Michelle Johnson, an editor at coffee publication Sprudge and a competitive barista, says businesses should strive for that kind of connection to their neighborhood. "What it always boils down to is intentionality and whether or not they plan on reinvesting in that community," she says.
After all, she says, coffee shops are supposed to be community spaces. "How can you create a community space that shuts out the community you're physically a part of?" Johnson asks. "Well, I think capitalism drives that."
City Bean co-founder Salzer says hiring local and giving employees a stake in the business helps make them an active part of the community. "Stumptown and Intelligentsia are owned by the same holding company that owns Pete's Coffee and Keurig," Salzer says, adding that they fail to represent their communities in the way that a local business can.
Tien Nguyen, a best-selling author and food journalist who teaches food writing at the University of Southern California, says City Bean was a role model for the Los Angeles specialty coffee scene. "They proved you can do it here and not be overshadowed by Starbucks. And at the same time, they were being conscious about they treated their workers," Nguyen says.
Salzer's goal is for City Bean to become a fully employee-owned company within the next five years. It means each employee would own an equal share of the company, regardless of rank. "In a cooperative society, everyone is valued," Salzer says. "Why shouldn't we do that at City Bean?"
COVID-19 has delayed those plans but Salzer doesn't know by how much. In the first month after quarantine, City Bean lost 90% of its wholesale clients and has only recovered about a quarter of them. Salzer gave up his salary to make sure no employees were furloughed or lost pay. On the bright side, the number of walk-ins is higher than ever, according to Figueroa. "If I fill the shelf in the morning, I might come back a few hours later and find it empty," he says.
Roasting has helped Figueroa maintain a sense of normality. "We just try to take it day by day. I just did a great batch of Ethiopia and Kenya that I'm really proud of," he says.

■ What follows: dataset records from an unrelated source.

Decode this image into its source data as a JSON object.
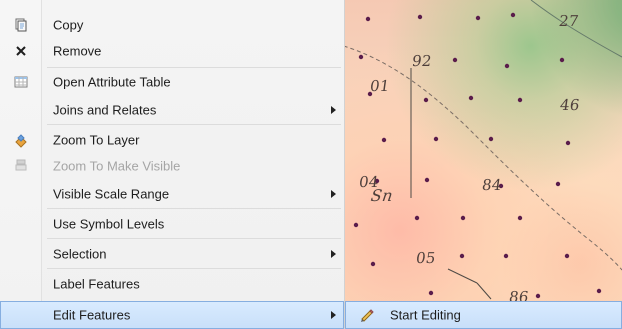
{
  "menu": {
    "items": [
      {
        "label": "Copy",
        "icon": "copy-icon",
        "enabled": true,
        "submenu": false
      },
      {
        "label": "Remove",
        "icon": "remove-icon",
        "enabled": true,
        "submenu": false
      },
      {
        "label": "Open Attribute Table",
        "icon": "attribute-table-icon",
        "enabled": true,
        "submenu": false
      },
      {
        "label": "Joins and Relates",
        "icon": "",
        "enabled": true,
        "submenu": true
      },
      {
        "label": "Zoom To Layer",
        "icon": "zoom-to-layer-icon",
        "enabled": true,
        "submenu": false
      },
      {
        "label": "Zoom To Make Visible",
        "icon": "zoom-to-make-visible-icon",
        "enabled": false,
        "submenu": false
      },
      {
        "label": "Visible Scale Range",
        "icon": "",
        "enabled": true,
        "submenu": true
      },
      {
        "label": "Use Symbol Levels",
        "icon": "",
        "enabled": true,
        "submenu": false
      },
      {
        "label": "Selection",
        "icon": "",
        "enabled": true,
        "submenu": true
      },
      {
        "label": "Label Features",
        "icon": "",
        "enabled": true,
        "submenu": false
      },
      {
        "label": "Edit Features",
        "icon": "",
        "enabled": true,
        "submenu": true,
        "highlighted": true
      }
    ],
    "submenu": {
      "items": [
        {
          "label": "Start Editing",
          "icon": "pencil-icon"
        }
      ]
    }
  },
  "map": {
    "labels": [
      {
        "text": "27"
      },
      {
        "text": "92"
      },
      {
        "text": "01"
      },
      {
        "text": "46"
      },
      {
        "text": "04"
      },
      {
        "text": "Sn"
      },
      {
        "text": "84"
      },
      {
        "text": "05"
      },
      {
        "text": "86"
      }
    ]
  },
  "colors": {
    "menu_background": "#f0f0f0",
    "menu_highlight": "#cfe5ff",
    "menu_highlight_border": "#86aee0",
    "menu_disabled_text": "#a5a5a5",
    "map_accent_green": "#84c08a",
    "map_accent_pink": "#ffb8a9",
    "map_point": "#5a1c4b"
  }
}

He's also training an apprentice who he met at a West Adams skate park, using skateboarding terms to teach him the way of the bean. "You don't have to do a kick-flip the way I do, you just have to land it," Figueroa says. It's code for: "Don't replicate my exact roast. Find what feels right for you."
That collaborative work ethic is why Figueroa calls City Bean his second home. "We're family now," Figueroa says of his coworkers. "And if we can offer a great product in this neighborhood, it causes a chain reaction that shares what we love with the surrounding community."
5051 W. Jefferson Blvd., West Adams.
During quarantine, City Bean is open weekdays, 8 a.m. - 2 p.m.